2 JANVIER - NOUVELLES France

De Soluto, on ne sait pas grand-chose, si ce n'est que, né en 1961, il vit au Havre, qu'il est peintre, et qu'il a publié, chez Les Rêveurs en 2009, un premier livre, Vies à la ligne. Après cette esquisse confidentielle, le voici au Dilettante avec un recueil de quatre nouvelles originales et décalées, servies par une écriture virtuose. Dans Glaces sans tain, Soluto joue l'écrivain voyeur qui regarde ses personnages en même temps qu'il sonde leur psychologie et leur donne la parole, puisque chacun d'entre eux raconte sa propre histoire à la première personne. Ce qui les unit, outre leurs racines normandes, c'est que ce sont des antihéros, de "misérables petits tas de secrets ».
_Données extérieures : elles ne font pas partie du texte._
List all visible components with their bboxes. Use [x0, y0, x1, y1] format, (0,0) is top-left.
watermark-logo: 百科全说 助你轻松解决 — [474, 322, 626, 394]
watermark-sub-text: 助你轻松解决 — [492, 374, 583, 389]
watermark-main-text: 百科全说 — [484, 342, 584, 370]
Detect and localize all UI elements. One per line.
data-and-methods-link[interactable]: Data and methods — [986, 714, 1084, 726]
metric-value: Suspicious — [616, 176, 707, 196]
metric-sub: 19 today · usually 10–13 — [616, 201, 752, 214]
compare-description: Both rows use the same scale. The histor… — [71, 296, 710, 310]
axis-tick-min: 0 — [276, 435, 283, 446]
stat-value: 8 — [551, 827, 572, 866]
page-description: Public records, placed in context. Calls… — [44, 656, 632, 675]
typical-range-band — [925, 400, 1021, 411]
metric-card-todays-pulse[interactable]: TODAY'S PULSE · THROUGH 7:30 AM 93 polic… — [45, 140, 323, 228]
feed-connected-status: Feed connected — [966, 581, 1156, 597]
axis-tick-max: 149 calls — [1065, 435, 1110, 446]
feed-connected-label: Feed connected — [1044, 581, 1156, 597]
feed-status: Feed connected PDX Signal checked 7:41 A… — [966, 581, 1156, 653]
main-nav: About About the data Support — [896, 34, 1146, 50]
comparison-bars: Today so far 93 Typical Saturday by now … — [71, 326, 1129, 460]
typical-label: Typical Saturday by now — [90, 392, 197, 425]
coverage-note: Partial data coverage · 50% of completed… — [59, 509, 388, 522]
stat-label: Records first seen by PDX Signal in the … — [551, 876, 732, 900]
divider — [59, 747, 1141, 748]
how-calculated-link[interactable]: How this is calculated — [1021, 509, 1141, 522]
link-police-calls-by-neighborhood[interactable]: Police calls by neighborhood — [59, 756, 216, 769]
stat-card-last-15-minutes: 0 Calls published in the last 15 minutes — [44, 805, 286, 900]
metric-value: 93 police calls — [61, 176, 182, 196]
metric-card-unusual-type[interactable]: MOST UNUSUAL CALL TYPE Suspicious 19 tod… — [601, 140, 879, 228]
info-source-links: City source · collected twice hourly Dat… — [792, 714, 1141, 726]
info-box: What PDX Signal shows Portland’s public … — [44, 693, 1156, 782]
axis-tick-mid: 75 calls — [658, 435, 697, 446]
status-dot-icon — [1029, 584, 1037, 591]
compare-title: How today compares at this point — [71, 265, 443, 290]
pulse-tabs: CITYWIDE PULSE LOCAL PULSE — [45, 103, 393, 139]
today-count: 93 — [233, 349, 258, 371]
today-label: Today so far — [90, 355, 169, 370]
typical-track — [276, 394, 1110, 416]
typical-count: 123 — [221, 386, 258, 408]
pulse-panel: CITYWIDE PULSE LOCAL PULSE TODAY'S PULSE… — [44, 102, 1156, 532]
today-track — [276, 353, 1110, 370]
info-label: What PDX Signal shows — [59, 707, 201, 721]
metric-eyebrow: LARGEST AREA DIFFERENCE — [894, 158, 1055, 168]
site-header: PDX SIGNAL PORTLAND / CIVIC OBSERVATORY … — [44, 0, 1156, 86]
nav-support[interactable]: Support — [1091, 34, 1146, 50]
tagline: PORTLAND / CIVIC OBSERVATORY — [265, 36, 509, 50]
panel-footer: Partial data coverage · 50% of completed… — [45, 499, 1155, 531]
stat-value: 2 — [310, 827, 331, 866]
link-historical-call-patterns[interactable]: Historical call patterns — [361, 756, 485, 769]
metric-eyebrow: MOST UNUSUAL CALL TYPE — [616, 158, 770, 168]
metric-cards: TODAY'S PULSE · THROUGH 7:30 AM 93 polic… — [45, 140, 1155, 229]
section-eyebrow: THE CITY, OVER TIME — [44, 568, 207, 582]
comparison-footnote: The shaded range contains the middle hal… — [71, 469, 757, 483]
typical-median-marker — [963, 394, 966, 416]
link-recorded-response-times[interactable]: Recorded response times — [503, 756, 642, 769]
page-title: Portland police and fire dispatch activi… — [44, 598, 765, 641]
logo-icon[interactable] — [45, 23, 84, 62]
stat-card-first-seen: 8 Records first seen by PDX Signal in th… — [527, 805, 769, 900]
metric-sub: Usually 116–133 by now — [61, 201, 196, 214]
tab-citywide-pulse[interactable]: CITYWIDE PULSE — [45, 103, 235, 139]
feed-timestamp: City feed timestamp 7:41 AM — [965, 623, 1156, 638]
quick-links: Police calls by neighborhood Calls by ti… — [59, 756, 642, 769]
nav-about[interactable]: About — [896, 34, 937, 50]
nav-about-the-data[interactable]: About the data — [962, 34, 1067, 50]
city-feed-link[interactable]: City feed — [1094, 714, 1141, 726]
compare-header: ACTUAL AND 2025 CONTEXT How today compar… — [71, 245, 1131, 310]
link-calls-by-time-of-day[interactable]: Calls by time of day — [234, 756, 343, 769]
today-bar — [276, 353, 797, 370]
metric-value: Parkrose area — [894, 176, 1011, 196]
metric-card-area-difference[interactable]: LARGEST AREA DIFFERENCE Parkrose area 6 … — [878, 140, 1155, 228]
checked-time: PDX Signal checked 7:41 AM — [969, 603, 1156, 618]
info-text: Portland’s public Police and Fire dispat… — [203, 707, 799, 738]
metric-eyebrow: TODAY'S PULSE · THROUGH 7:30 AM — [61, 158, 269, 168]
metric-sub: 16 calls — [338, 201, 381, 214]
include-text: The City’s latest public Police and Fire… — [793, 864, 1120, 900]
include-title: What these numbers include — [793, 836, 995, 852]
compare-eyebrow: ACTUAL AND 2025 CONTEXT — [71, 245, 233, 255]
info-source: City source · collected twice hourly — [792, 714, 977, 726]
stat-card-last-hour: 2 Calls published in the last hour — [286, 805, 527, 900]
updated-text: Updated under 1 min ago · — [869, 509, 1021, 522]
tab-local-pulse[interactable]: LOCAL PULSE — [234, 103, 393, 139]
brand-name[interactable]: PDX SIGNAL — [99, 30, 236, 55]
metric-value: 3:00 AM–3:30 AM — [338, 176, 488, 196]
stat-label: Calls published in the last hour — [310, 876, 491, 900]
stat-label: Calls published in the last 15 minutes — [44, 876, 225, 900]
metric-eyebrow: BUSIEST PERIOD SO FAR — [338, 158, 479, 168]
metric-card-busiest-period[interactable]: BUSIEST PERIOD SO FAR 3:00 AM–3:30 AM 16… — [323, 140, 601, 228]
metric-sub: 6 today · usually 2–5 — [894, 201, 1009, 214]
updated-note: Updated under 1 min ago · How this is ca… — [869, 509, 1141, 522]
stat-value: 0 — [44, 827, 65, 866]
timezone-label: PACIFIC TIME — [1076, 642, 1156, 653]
Le premier de ces messieurs est le plus monstrueux. En octobre 1974, il a tué et violé post mortem Claire, une de ses camarades de lycée. Il avait alors 17 ans, ado motard sans histoire pris d'une bouffée délirante lorsque la pauvre fille lui a montré la cicatrice de sa récente trépanation. Interrogé plusieurs fois par une police tenace et efficace, il n'a pas craqué, n'a pas été inquiété. Il a ensuite bien réussi, chirurgien, marié, trois enfants, et n'a jamais éprouvé de remords pour ses crimes, sans récidive. Il ressent quand même le besoin de se confesser par écrit.

Le deuxième, un voyou costaud, sert de gros bras à des dealers. Un peu fêlé, il entend une "Voix", qui lui enjoint les pires âneries, comme casser la figure à un malheureux qui a le tort d'être le sosie d'Elvis ! Ce qui lui vaudra un séjour en hôpital psychiatrique.

Le suivant n'a pas eu que du bonheur : son grand-père, un ancien collabo chez qui toute la famille vivait, s'est suicidé. Sa femme et sa fille sont mortes. Il ne lui reste que ses parents, dont il a découvert gamin les turpitudes sexuelles, et on se demande si, fasciné par les armes à feu, il ne va pas les flinguer.

Le dernier, lui, s'appelle Soluto. Il est peintre et joue les Casanova des supermarchés, où il va draguer des femmes ordinaires, pas forcément heureuses en ménage. Ainsi Muriel, "prof de maths à Francis-Ponge », qui se laisse séduire, et qu'il finira par éconduire avec muflerie.

Le recueil lu, on pense à Flaubert - un autre Normand - non point pour le style : on est plus proche, ici, de Frédéric Dard. Mais pour sa déclaration, à propos de Madame Bovary : "J'ai voulu peindre ces moisissures que l'on trouve en bas des murs. » C'est un peu le projet de Soluto, révéler la médiocrité de la vie ordinaire.